El actor Lluís Homar relata en una parte de sus memorias 'Ahora empieza todo' (Now Books) su experiencia junto al director de cine Pedro Almodóvar en las películas 'La mala educación' y 'Los abrazos rotos', en las que aseguró pasar "del cielo al infierno" y en las que tenía que "doparse para quitar de encima la ansiedad".

Homar hace un alto en el camino en sus extensas memorias para dedicar un capítulo recogido por Europa Press sobre su trabajo junto al cineasta manchego, que le ocupó alrededor de cinco años y en los que llegó a ser protagonista en la película 'Los abrazos rotos'.
Si bien en la primera cinta el actor reconoce que tuvo "una actuación bien valorada" e incluso Almodóvar le defendió públicamente para optar al Goya a mejor actor secundario, todo cambió con su segunda colaboración.    "Con Almodóvar aprendí muchas cosas.
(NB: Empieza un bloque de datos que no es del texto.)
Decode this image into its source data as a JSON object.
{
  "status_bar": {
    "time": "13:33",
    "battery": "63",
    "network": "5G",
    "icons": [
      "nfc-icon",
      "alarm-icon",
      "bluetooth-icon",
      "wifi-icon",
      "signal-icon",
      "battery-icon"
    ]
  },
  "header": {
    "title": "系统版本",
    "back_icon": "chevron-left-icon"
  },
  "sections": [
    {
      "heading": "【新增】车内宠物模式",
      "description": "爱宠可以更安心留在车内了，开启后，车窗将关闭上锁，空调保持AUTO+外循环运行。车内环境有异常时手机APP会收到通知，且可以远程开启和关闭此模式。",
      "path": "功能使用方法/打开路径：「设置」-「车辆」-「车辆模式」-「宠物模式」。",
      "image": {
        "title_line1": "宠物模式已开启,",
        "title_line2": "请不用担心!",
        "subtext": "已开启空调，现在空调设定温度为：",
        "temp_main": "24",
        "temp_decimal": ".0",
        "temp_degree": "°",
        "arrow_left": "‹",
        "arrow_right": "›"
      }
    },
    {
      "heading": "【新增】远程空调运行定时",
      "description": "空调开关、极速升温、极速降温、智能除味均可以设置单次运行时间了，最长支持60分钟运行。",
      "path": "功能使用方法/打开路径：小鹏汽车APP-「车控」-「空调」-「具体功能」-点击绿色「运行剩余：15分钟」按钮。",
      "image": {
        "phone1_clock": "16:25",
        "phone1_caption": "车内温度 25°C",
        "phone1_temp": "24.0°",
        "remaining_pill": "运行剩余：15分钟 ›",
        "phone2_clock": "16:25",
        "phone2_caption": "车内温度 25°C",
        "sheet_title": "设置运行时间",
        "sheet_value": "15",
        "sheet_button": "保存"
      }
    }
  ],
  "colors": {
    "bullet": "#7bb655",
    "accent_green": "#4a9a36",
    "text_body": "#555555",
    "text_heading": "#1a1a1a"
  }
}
Del cine y de lo que lo rodea, con él entras en otra dimensión. Él estaba fascinado conmigo y yo con él, (la promoción de 'La mala educación) fue apoteósica, viví en la gloria durante unos días. Si me hubieran llegado a decir cómo acabaría todo, no me lo creería", relata Homar en sus memorias.    
La relación comenzó a torcerse con el ofrecimiento del cineasta de un papel protagonista (Homar bromea en el libro recordando que Almodóvar dice 'protagónico') y el principio de responsabilidad que empezó a sentir el actor catalán. "A pesar de sentirme escogido, también tenía mucho miedo de no estar a la altura", recuerda Homar, quien señala que ya desde el inicio del rodaje en Lanzarote "todo se fue complicando y las cosas no funcionaban".    
El intérprete daba vida a un personaje ciego y, a pesar de un duro ensayo previo de cuatro meses, reconoce que el aire que le dio a su papel no le gustó a Almodóvar. "Cuando ensayábamos ya había algo que no iba bien. 'Me suena teatral', me decía cuando pasaba texto. Yo me sentía cohibido, paralizado, sin saber por dónde tirar. Todo era no. 'Vamos a trabajar los tonos', decía, y yo sentía una inseguridad abismal. Y cualquier propuesta mía recibía, generalmente, una respuesta: no", apunta Homar.    
El actor enumera distintos episodios en los que se encontraba a sí mismo "llorando, abrazado a él, perdido y esperando una guía para el desarrollo del personaje", e incluso recuerda que en los últimos días de rodaje tomaba un valium "para estar en condiciones”: un “dopaje para quitar de encima la ansiedad”.